Practical Guide to Watchdog Timers in Embedded Systems

Overview

In embedded systems development, the watchdog is an important mechanism that automatically restarts the system when a program fails, helping to maintain stability. This article examines watchdog timers and their role in maintaining program stability, to help you understand and apply watchdog techniques.

What a Watchdog Is

It is important to clarify that a watchdog does not directly improve the intrinsic stability or reliability of the software. It can only restore functionality by restarting the application or system when the program malfunctions. Fundamental software stability and reliability still depend on disciplined and rigorous programming practices.

Watchdog Types

Watchdogs are mainly divided into hardware watchdogs and software watchdogs, which differ significantly in implementation and use cases.

1. Hardware Watchdog

The core of a hardware watchdog is a timing circuit. The monitored CPU provides periodic "feed the watchdog" signals to reset the timer. When the CPU operates normally, it feeds the watchdog periodically so the timer does not expire. If the CPU fails and cannot provide the feed signal, the watchdog timer will expire and trigger a reset signal, causing a CPU restart, commonly described as "reset by the watchdog." Hardware watchdogs can be further classified into two types:

1.1 External independent hardware watchdog
This watchdog is independent of the MCU/MPU and requires no driver support. The monitored system only needs to provide a level transition on the watchdog input within a specified interval, typically implemented via a GPIO toggling. Its timeout is fixed; once hardware is connected it cannot be disabled unless the connection is removed. This type offers very high reliability and is suitable for applications with stringent reliability requirements, but it adds hardware cost.
External independent hardware watchdogs are mainly used to address system hang-ups caused by harsh external environments where manual intervention is not possible, and to handle restarts caused by hardware faults.
1.2 Built-in hardware watchdog
The built-in hardware watchdog uses an internal timer inside the processor to implement the timing function. It requires a driver in the system to initialize the timer and perform feed operations, and its parameters can often be adjusted. The timeout is configurable and it can sometimes be disabled via special instructions. It has lower cost, but it may fail if the processor itself hangs, so it is suitable where extreme hardware reliability is not required.
Built-in hardware watchdogs are typically driven by the system plus fed by the application and are mainly used to recover from application-level faults, and to handle some environment-induced resets.

2. Software Watchdog

A software watchdog uses an internal processor timer instead of a dedicated hardware timing circuit. This approach simplifies the hardware design but is less reliable than a hardware timer. For example, if the internal timer fails, the software watchdog cannot detect the issue. Reliability can be improved by using dual timers to monitor each other, but that increases system overhead and still does not solve all problems, such as failures in the interrupt system that prevent timer interrupts from firing.

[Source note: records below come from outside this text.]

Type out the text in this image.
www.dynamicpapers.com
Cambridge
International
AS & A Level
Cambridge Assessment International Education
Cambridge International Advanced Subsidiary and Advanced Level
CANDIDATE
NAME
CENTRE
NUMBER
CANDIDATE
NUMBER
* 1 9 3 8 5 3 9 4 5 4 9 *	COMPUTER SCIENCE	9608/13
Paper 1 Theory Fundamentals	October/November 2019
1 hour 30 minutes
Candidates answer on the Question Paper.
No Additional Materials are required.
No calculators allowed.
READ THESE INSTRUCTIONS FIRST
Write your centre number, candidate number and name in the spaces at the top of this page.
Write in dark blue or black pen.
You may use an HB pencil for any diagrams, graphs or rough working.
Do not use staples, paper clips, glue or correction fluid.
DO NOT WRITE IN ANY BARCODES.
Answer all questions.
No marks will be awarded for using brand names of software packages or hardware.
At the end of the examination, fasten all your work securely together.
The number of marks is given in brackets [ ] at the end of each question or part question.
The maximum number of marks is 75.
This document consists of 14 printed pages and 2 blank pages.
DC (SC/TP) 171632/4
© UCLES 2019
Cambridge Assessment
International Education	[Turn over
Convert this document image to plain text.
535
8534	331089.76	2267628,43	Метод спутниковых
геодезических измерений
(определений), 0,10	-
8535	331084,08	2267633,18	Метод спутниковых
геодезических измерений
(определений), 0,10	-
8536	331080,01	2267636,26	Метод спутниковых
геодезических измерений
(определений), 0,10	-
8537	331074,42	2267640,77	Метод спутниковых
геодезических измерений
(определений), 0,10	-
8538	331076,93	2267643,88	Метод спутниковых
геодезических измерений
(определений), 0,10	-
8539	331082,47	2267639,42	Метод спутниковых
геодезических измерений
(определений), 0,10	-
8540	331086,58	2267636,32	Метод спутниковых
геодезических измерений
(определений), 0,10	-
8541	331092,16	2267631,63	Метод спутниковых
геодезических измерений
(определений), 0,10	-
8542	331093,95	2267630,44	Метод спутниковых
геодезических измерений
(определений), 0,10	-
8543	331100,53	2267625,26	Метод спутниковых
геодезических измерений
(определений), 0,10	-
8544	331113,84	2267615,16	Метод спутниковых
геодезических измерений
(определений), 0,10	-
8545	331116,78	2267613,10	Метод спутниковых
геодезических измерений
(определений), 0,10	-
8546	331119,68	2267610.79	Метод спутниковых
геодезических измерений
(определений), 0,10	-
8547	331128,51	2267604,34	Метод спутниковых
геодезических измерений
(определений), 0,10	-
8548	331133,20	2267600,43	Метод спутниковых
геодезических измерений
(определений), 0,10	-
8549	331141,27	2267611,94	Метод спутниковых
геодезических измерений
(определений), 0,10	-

Software watchdogs are normally implemented with a system driver and application-level feeding, and are mainly used to monitor application hangs.

Correct Use of a Watchdog

A watchdog is not a substitute for solving system problems. Faults discovered during debugging should be resolved by fixing design or code errors. A watchdog is intended to handle potential bugs and disturbances from harsh environments that could cause system hangs, allowing the system to automatically recover when unattended. However, a watchdog cannot completely eliminate losses caused by faults. From the moment a fault occurs until the system is reset and recovers, the system may be unavailable. Some systems also need to protect and restore runtime state before and after reset, which may require additional software and hardware overhead.

Reliability Ranking and Feeding

Overall, the reliability ranking is: external independent watchdog > built-in hardware watchdog > software watchdog. For feeding operations, an external independent watchdog is typically handled automatically by the system hardware so the application does not need to worry about it. The watchdogs that the application must feed are either the built-in hardware watchdog or the software watchdog, depending on the platform resources. The application must feed the watchdog within the specified interval to signal that it is operating correctly. If a poorly written program fails to feed the watchdog, a system reset will occur. Developers must locate and fix such issues to address potential problems that could affect system operation.